Amazon.com reported a third quarter loss of $274 million on Thursday, with the online retailer tossing some of the blame on its investment in the daily deals site LivingSocial. According to Amazon, more than half of its losses for the quarter, roughly $169 million, were tied to the Groupon rival.

LivingSocial — which boasts a 29 percent ownership stake from Amazon (now valued at $94 million) — showed an operating loss of $753 million and a net loss of $503 million for the nine months ended September 30th.  That occurred on revenue of $372 million for the period.

Looks pretty ugly, huh?

Well, LivingSocial CEO Tim O’Shaughnessy says in a memo obtained by All Things D that things really aren’t that bad.
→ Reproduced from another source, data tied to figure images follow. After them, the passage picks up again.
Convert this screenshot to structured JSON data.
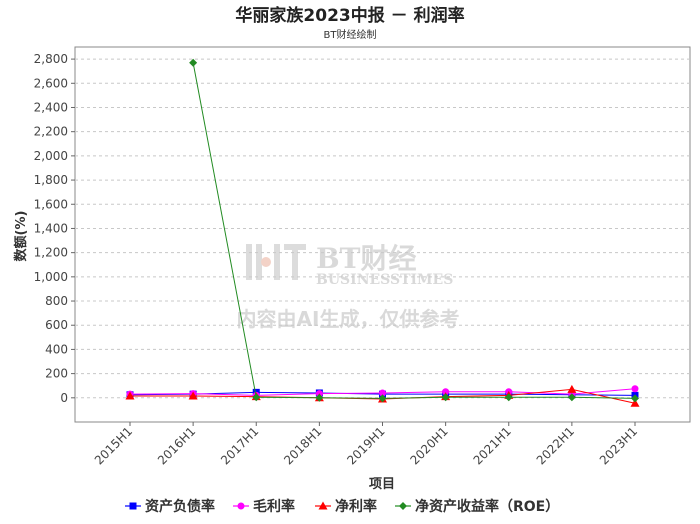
{
  "chart_data": {
    "type": "line",
    "title": "华丽家族2023中报 － 利润率",
    "subtitle": "BT财经绘制",
    "xlabel": "项目",
    "ylabel": "数额(%)",
    "categories": [
      "2015H1",
      "2016H1",
      "2017H1",
      "2018H1",
      "2019H1",
      "2020H1",
      "2021H1",
      "2022H1",
      "2023H1"
    ],
    "ylim": [
      -200,
      2900
    ],
    "yticks": [
      0,
      200,
      400,
      600,
      800,
      1000,
      1200,
      1400,
      1600,
      1800,
      2000,
      2200,
      2400,
      2600,
      2800
    ],
    "ytick_labels": [
      "0",
      "200",
      "400",
      "600",
      "800",
      "1,000",
      "1,200",
      "1,400",
      "1,600",
      "1,800",
      "2,000",
      "2,200",
      "2,400",
      "2,600",
      "2,800"
    ],
    "grid": true,
    "legend_position": "bottom",
    "series": [
      {
        "name": "资产负债率",
        "color": "#0000ff",
        "marker": "square",
        "values": [
          25,
          30,
          45,
          40,
          30,
          30,
          30,
          25,
          20
        ]
      },
      {
        "name": "毛利率",
        "color": "#ff00ff",
        "marker": "circle",
        "values": [
          30,
          35,
          20,
          35,
          40,
          50,
          50,
          30,
          75
        ]
      },
      {
        "name": "净利率",
        "color": "#ff0000",
        "marker": "triangle",
        "values": [
          15,
          15,
          10,
          0,
          -10,
          10,
          20,
          70,
          -45
        ]
      },
      {
        "name": "净资产收益率（ROE）",
        "color": "#228b22",
        "marker": "diamond",
        "values": [
          null,
          2770,
          5,
          0,
          -5,
          5,
          5,
          5,
          -5
        ]
      }
    ]
  },
  "watermark": {
    "brand": "BT财经",
    "brand_sub": "BUSINESSTIMES",
    "note": "内容由AI生成，仅供参考"
  }
}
He said the results “don’t tell the full story,” pointing out that LivingSocial took a one-time charge of $496 million as it revalued companies that it acquired last year.

O’Shaughnessy writes:

When you look at our financial position, the story is very different. For the third quarter of 2012, our global revenue nearly doubled on a year-over-year basis. More important, for the first time since 2009, we had positive operating cash flow for our company on a global basis in the month of September. In other words, we ended the last month of the quarter with more money in the bank than we had at the beginning of the month, marking an important milestone on our path to profitability and long-term success.

Meanwhile, after a stock drop yesterday, shares of Amazon.com are rebounding today in part due to a more upbeat report on the U.S. economy. Shares are up more than two percent.